PARIS, par Charles-Éric Perrin Gimet
La pièce du dramaturge Eugène O’Neil sortie en 1921 était, jusqu’alors, connue pour son adaptation au cinéma en 1930 dans laquelle se produisait « la Divine » Greta Garbo. Ce mélodrame de second plan est aujourd’hui reprit au théâtre de l’Atelier (75018) et mis en scène par un célèbre nom du théâtre : Jean-Louis Martinelli.
En parlant de mise en scène, on retrouve bien l’ambiance froide et classique, voir conventionnelle, empruntée au film. Sans pour autant être transcendante, elle se montre efficace à de nombreuses reprises et nous fait notamment vivre une troublante mise en abîme quand une brume épaisse envahie le théâtre et nous force à pénétrer dans cette pesante atmosphère.
Mais malgré ces quelques coups d’éclat la mise en scène ne parvient pas à relancer une intrigue qui s’avère, au fil des minutes, trop peu captivante. La faute à O’Neil ? Peut-être. Une excuse facile mais recevable quand on sait son intérêt pour les aspects sombres, et donc peu triviaux, de la condition humaine.
Des acteurs qui font la différence
Contre la monotonie ambiante, Melanie Thierry nous réveille et on la retrouve très à l’aise dans le rôle d’Anna, jeune fille éperdue qui tente de se retrouver. Un rayon de soleil sur l’océan, en somme.
Elle incarne avec une grande sincérité cette enfant abandonnée par son père à des fermiers du Minnesota. Vingt ans plus tard, cet homme alcoolique et veuf l’attend dans un bar crasseux de New-York avant de l’emmener en mer.
Une apparition semblable à celle de l’homme qu’ils repêchent et qui tombe amoureux de cette jeune femme déchirée entre son passé de prostituée et sa volonté d’indépendance et de liberté.
A ces côtés, le père (Feodor Atkin) qui ne cesse d’accuser « cette mer(e) responsable de tous les maux » accumulent les verres aussi bien que les insultes et joue son rôle avec une juste bonhomie.
La plus agréable surprise nous vient de Stanley Weber. Dans le rôle du marin amoureux et psychotique il nous laisse largement désappointé quand on le voit capable de jouer aussi bien alors qu’il apprend le vrai passé d’Anna.
Une violence qui habite le personnage tout du long et qui enfin se libère avec tout le talent nécessaire. Un élan de capacité qui nous laisse sceptique quant à sa manière de s’imposer sur la scène de l’Atelier aux côtés d’une Mélanie Thierry qui sans aucun doute l’emprunte. Dommage.

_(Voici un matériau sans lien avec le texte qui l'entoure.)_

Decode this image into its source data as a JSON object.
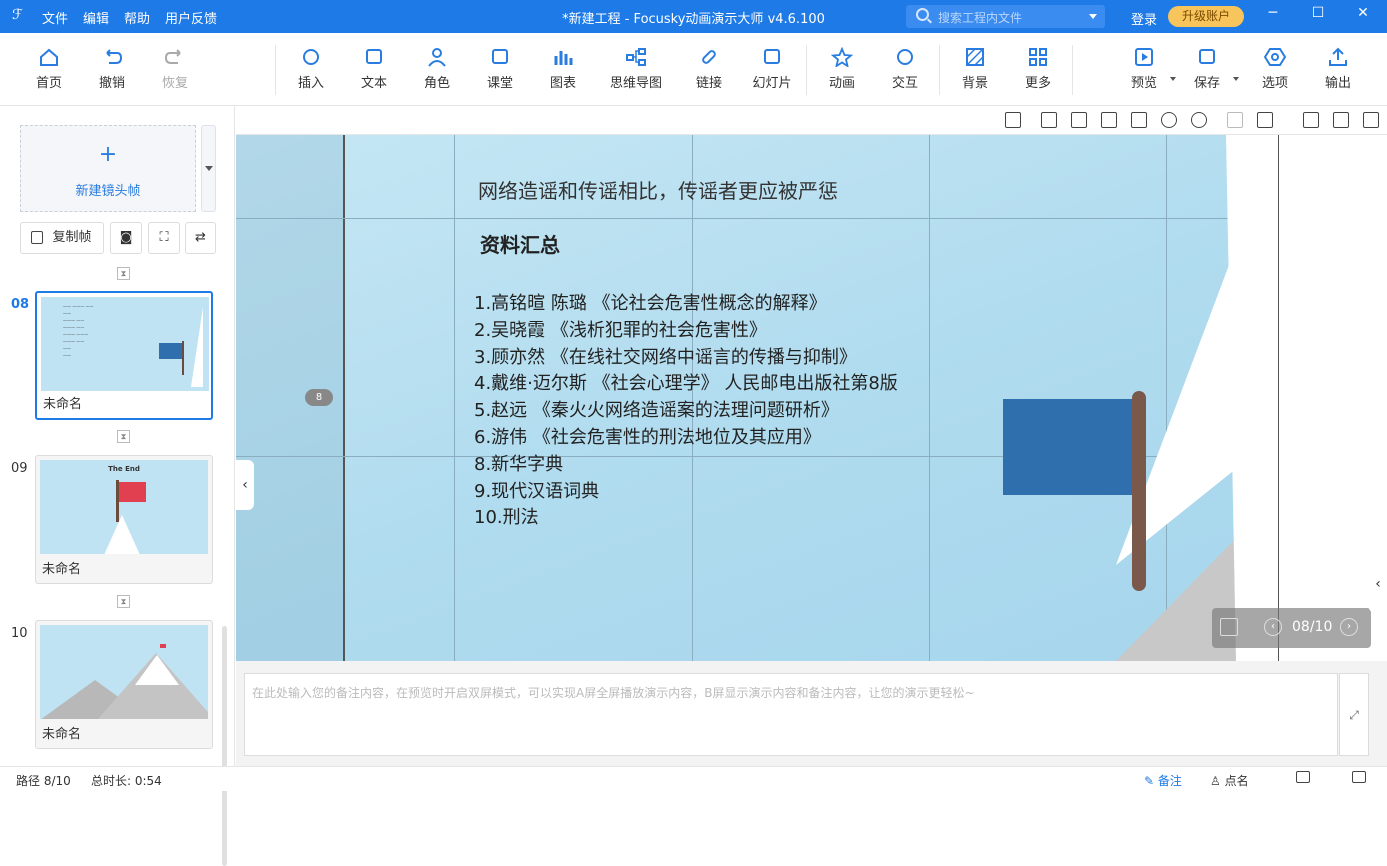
{
  "app": {
    "logo": "ℱ",
    "menu": [
      "文件",
      "编辑",
      "帮助",
      "用户反馈"
    ],
    "title": "*新建工程 - Focusky动画演示大师  v4.6.100",
    "search_placeholder": "搜索工程内文件",
    "login": "登录",
    "upgrade": "升级账户",
    "accent": "#1e7ae6"
  },
  "ribbon": {
    "left": [
      {
        "label": "首页",
        "icon": "home-icon"
      },
      {
        "label": "撤销",
        "icon": "undo-icon"
      },
      {
        "label": "恢复",
        "icon": "redo-icon"
      }
    ],
    "middle": [
      {
        "label": "插入",
        "icon": "plus-circle-icon"
      },
      {
        "label": "文本",
        "icon": "text-icon"
      },
      {
        "label": "角色",
        "icon": "person-icon"
      },
      {
        "label": "课堂",
        "icon": "classroom-icon"
      },
      {
        "label": "图表",
        "icon": "chart-icon"
      },
      {
        "label": "思维导图",
        "icon": "mindmap-icon"
      },
      {
        "label": "链接",
        "icon": "link-icon"
      },
      {
        "label": "幻灯片",
        "icon": "slide-icon"
      }
    ],
    "anim": [
      {
        "label": "动画",
        "icon": "star-icon"
      },
      {
        "label": "交互",
        "icon": "hand-icon"
      }
    ],
    "bg": [
      {
        "label": "背景",
        "icon": "background-icon"
      },
      {
        "label": "更多",
        "icon": "more-grid-icon"
      }
    ],
    "right": [
      {
        "label": "预览",
        "icon": "play-icon"
      },
      {
        "label": "保存",
        "icon": "save-icon"
      },
      {
        "label": "选项",
        "icon": "settings-hex-icon"
      },
      {
        "label": "输出",
        "icon": "export-icon"
      }
    ]
  },
  "sidebar": {
    "new_frame": "新建镜头帧",
    "copy_frame": "复制帧",
    "frames": [
      {
        "num": "08",
        "name": "未命名",
        "selected": true
      },
      {
        "num": "09",
        "name": "未命名",
        "selected": false,
        "thumb_title": "The End"
      },
      {
        "num": "10",
        "name": "未命名",
        "selected": false
      }
    ]
  },
  "slide": {
    "title": "网络造谣和传谣相比，传谣者更应被严惩",
    "heading": "资料汇总",
    "items": [
      "1.高铭暄 陈璐 《论社会危害性概念的解释》",
      "2.吴晓霞 《浅析犯罪的社会危害性》",
      "3.顾亦然 《在线社交网络中谣言的传播与抑制》",
      "4.戴维·迈尔斯 《社会心理学》 人民邮电出版社第8版",
      "5.赵远 《秦火火网络造谣案的法理问题研析》",
      "6.游伟 《社会危害性的刑法地位及其应用》",
      "8.新华字典",
      "9.现代汉语词典",
      "10.刑法"
    ],
    "frame_badge": "8",
    "flag_color": "#2f6fae",
    "page_indicator": "08/10"
  },
  "notes": {
    "placeholder": "在此处输入您的备注内容，在预览时开启双屏模式，可以实现A屏全屏播放演示内容，B屏显示演示内容和备注内容，让您的演示更轻松~"
  },
  "status": {
    "path": "路径 8/10",
    "duration": "总时长: 0:54",
    "notes_tab": "备注",
    "roll_call": "点名"
  }
}
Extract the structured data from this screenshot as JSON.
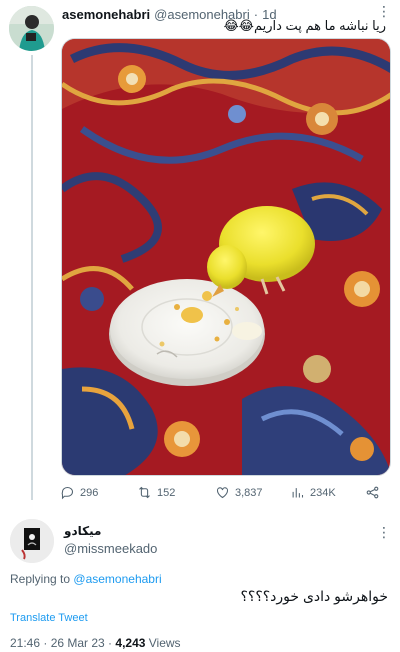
{
  "tweet": {
    "author_name": "asemonehabri",
    "handle": "@asemonehabri",
    "separator": "·",
    "time": "1d",
    "text": "ریا نباشه ما هم پت داریم😂😂",
    "stats": {
      "replies": "296",
      "retweets": "152",
      "likes": "3,837",
      "views": "234K"
    },
    "icons": [
      "reply-icon",
      "retweet-icon",
      "like-icon",
      "views-icon",
      "share-icon",
      "more-icon"
    ]
  },
  "reply": {
    "author_name": "میکادو",
    "handle": "@missmeekado",
    "replying_prefix": "Replying to",
    "replying_to": "@asemonehabri",
    "text": "خواهرشو دادی خورد؟؟؟؟",
    "translate": "Translate Tweet",
    "timestamp": "21:46 · 26 Mar 23 · ",
    "views_count": "4,243",
    "views_label": " Views"
  },
  "colors": {
    "link": "#1d9bf0",
    "muted": "#536471",
    "rug_red": "#a51a22",
    "chick_yellow": "#f2e63a"
  }
}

En résumé, Anna Christie est une pièce monotone qui plonge le spectateur dans une expectative rarement comblée. Jean-Louis Martinelli n’a pas su gérer avec suffisamment de clarté et d’engagement la pièce tortueuse d’un O’Neil torturé.
Toutefois, ses acteurs charismatiques se démènent et réalisent, bien qu’à contre courant, une performance juste et appliquée. Et se sont eux qui, fort heureusement, nous permettent encore de penser que même derrière certains nuages peuvent persister quelques belles lumières.